J’ai choisi de m’éloigner des rails, ces lignes droites infinies séparées de 143,5 cm, qui font office de lignes de vie.

Parce que j’ai fait le choix, un instant, de ralentir, de m’arrêter et d’observer.

Observer autour de moi ; sentir le vent soulever mes cheveux et caresser mon visage, comme une mère couve son enfant.

Accueillir chaque goutte de pluie sur ma peau, joyeusement, en un doux sentiment de fraîcheur.

Apprécier la beauté de chaque parcelle de mon environnement, qu’il soit naturel ou façonné par l’homme.

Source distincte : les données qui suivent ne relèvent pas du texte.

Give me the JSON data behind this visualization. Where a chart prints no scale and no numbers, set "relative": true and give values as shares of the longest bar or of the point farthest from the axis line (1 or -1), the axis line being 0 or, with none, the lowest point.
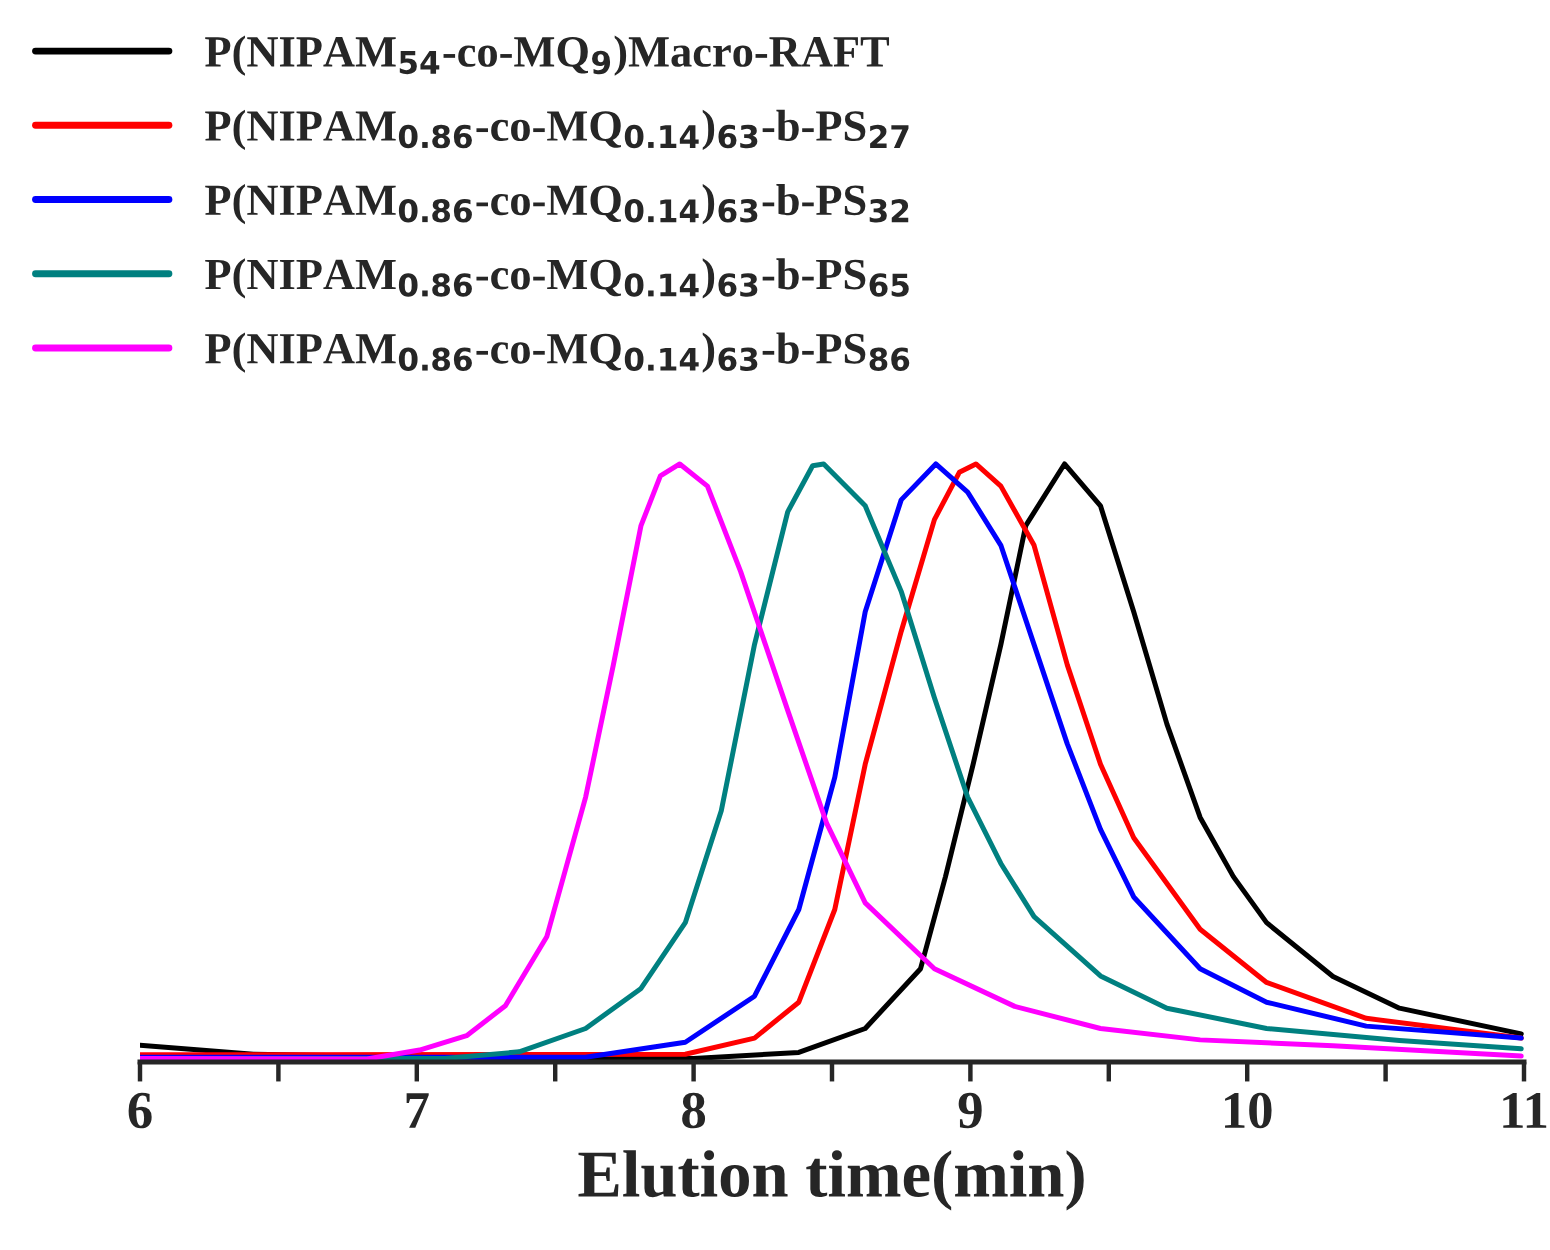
{
  "chart_data": {
    "type": "line",
    "relative": true,
    "xlabel": "Elution time(min)",
    "xlim": [
      6,
      11
    ],
    "xticks": [
      6,
      {
        "value": 6.5,
        "label": null
      },
      7,
      {
        "value": 7.5,
        "label": null
      },
      8,
      {
        "value": 8.5,
        "label": null
      },
      9,
      {
        "value": 9.5,
        "label": null
      },
      10,
      {
        "value": 10.5,
        "label": null
      },
      11
    ],
    "legend": "top left",
    "grid": false,
    "marker": "none",
    "line_style": "solid",
    "series": [
      {
        "name": "P(NIPAM$_{54}$-co-MQ$_{9}$)Macro-RAFT",
        "color": "#000000",
        "x": [
          6,
          6.41,
          6.89,
          7.5,
          8.0,
          8.38,
          8.62,
          8.82,
          8.91,
          9.01,
          9.11,
          9.2,
          9.34,
          9.47,
          9.59,
          9.71,
          9.83,
          9.95,
          10.07,
          10.31,
          10.55,
          10.99
        ],
        "values": [
          0.028,
          0.013,
          0.009,
          0.007,
          0.006,
          0.016,
          0.056,
          0.156,
          0.31,
          0.498,
          0.698,
          0.897,
          1,
          0.93,
          0.753,
          0.565,
          0.409,
          0.31,
          0.233,
          0.143,
          0.09,
          0.047
        ]
      },
      {
        "name": "P(NIPAM$_{0.86}$-co-MQ$_{0.14}$)$_{63}$-b-PS$_{27}$",
        "color": "#ff0000",
        "x": [
          6,
          7.97,
          8.22,
          8.38,
          8.51,
          8.62,
          8.75,
          8.87,
          8.96,
          9.02,
          9.11,
          9.23,
          9.35,
          9.47,
          9.59,
          9.83,
          10.07,
          10.43,
          10.99
        ],
        "values": [
          0.012,
          0.013,
          0.04,
          0.1,
          0.255,
          0.498,
          0.72,
          0.907,
          0.986,
          1,
          0.963,
          0.864,
          0.664,
          0.498,
          0.375,
          0.222,
          0.133,
          0.073,
          0.04
        ]
      },
      {
        "name": "P(NIPAM$_{0.86}$-co-MQ$_{0.14}$)$_{63}$-b-PS$_{32}$",
        "color": "#0000ff",
        "x": [
          6,
          7.61,
          7.97,
          8.22,
          8.38,
          8.51,
          8.62,
          8.75,
          8.875,
          8.99,
          9.11,
          9.23,
          9.35,
          9.47,
          9.59,
          9.83,
          10.07,
          10.43,
          10.99
        ],
        "values": [
          0.008,
          0.008,
          0.033,
          0.11,
          0.255,
          0.476,
          0.753,
          0.94,
          1,
          0.953,
          0.864,
          0.698,
          0.532,
          0.389,
          0.276,
          0.156,
          0.1,
          0.06,
          0.04
        ]
      },
      {
        "name": "P(NIPAM$_{0.86}$-co-MQ$_{0.14}$)$_{63}$-b-PS$_{65}$",
        "color": "#008080",
        "x": [
          6,
          7.1,
          7.37,
          7.61,
          7.81,
          7.97,
          8.1,
          8.22,
          8.34,
          8.43,
          8.47,
          8.62,
          8.75,
          8.87,
          8.99,
          9.11,
          9.23,
          9.47,
          9.71,
          10.07,
          10.55,
          10.99
        ],
        "values": [
          0.006,
          0.006,
          0.017,
          0.056,
          0.123,
          0.233,
          0.42,
          0.698,
          0.92,
          0.997,
          1,
          0.93,
          0.787,
          0.609,
          0.443,
          0.332,
          0.243,
          0.144,
          0.09,
          0.056,
          0.036,
          0.022
        ]
      },
      {
        "name": "P(NIPAM$_{0.86}$-co-MQ$_{0.14}$)$_{63}$-b-PS$_{86}$",
        "color": "#ff00ff",
        "x": [
          6,
          6.82,
          7.01,
          7.18,
          7.32,
          7.47,
          7.61,
          7.71,
          7.81,
          7.88,
          7.95,
          8.05,
          8.17,
          8.34,
          8.48,
          8.62,
          8.87,
          9.16,
          9.47,
          9.83,
          10.31,
          10.99
        ],
        "values": [
          0.006,
          0.005,
          0.02,
          0.044,
          0.094,
          0.21,
          0.443,
          0.664,
          0.897,
          0.98,
          1,
          0.963,
          0.82,
          0.588,
          0.4,
          0.266,
          0.156,
          0.093,
          0.056,
          0.037,
          0.027,
          0.01
        ]
      }
    ]
  }
}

Ne faire qu’un avec les éléments.

Respirer. Profondément.

Vivre.

Immobile, à côté des rails, j’observe la foule agglutinée dans les wagons de la « vie », ces voies à sens unique sensées mener au « Bonheur ». C’est à ce moment-là, que les questions sur le sens de la vie se déversent à la manière d’un torrent dévastant sur son passage : croyances, acquis et repères.

Si pour certains cette pause ne fut que de courte durée avant de sauter dans le prochain train, plus simple de fermer les yeux et de retourner suivre les voies; pour d’autres, la sensation d’avancer à deux vitesses aux côtés de leur entourage s’accentue… un vide entre les wagons se crée et la quête bonheur devient alors une équation. Parmi ses variables : le voyage.

Le voyage. L’inconnu remplace les repères ancrés. Les automates disparaissent face à l’éveil des sens. L’homme se reconnecte. D’abord à lui, puis aux autres et à son environnement… La notion du temps perd son rôle d’organisateur, pour finalement devenir l’accompagnateur bienveillant. On apprend de nouveau, avec le regard d’un nourrisson; puis l’ouïe, le goût et le toucher se développent à la manière d’un enfant qui découvre la vie, sans filtre ni jugement.

Voyager, c’est accepter de perdre le contrôle. Se laisser guider par les rencontres, les signes extérieurs et nos intuitions. Se faire confiance et avoir confiance en l’autre.

Ce n’est pas la réponse à la question du bonheur, seulement une variable, un outil qui ouvre la voie et dévoile des éléments de réponses à ceux qui seront attentifs aux signes et à leurs émotions.

Le plus grand voyage commence et se réalise à l’intérieur de soi, en éternel mouvement, tout au long de notre vie.

 

« C’est pourquoi il est tellement important de laisser certaines choses disparaître. De s’en libérer. De s’en défaire. Il faut comprendre que personne ne joue avec des cartes truquées, parfois on gagne, et parfois on perd. N’attendez pas que l’on vous rende quelque chose, n’attendez pas que l’on reconnaisse vos efforts, que l’on découvre votre génie, que l’on comprenne votre amour. Vous devez clore des cycles. Non par fierté, par incapacité, ou par orgueil, mais simplement parce que ce qui précède n’a plus sa place dans votre vie. Fermez la porte, changer de disque, faites le ménage, secouez la poussière. Cessez d’être ce que vous étiez, et devenez ce que vous êtes. » Paulo Coelho – Le Zahir.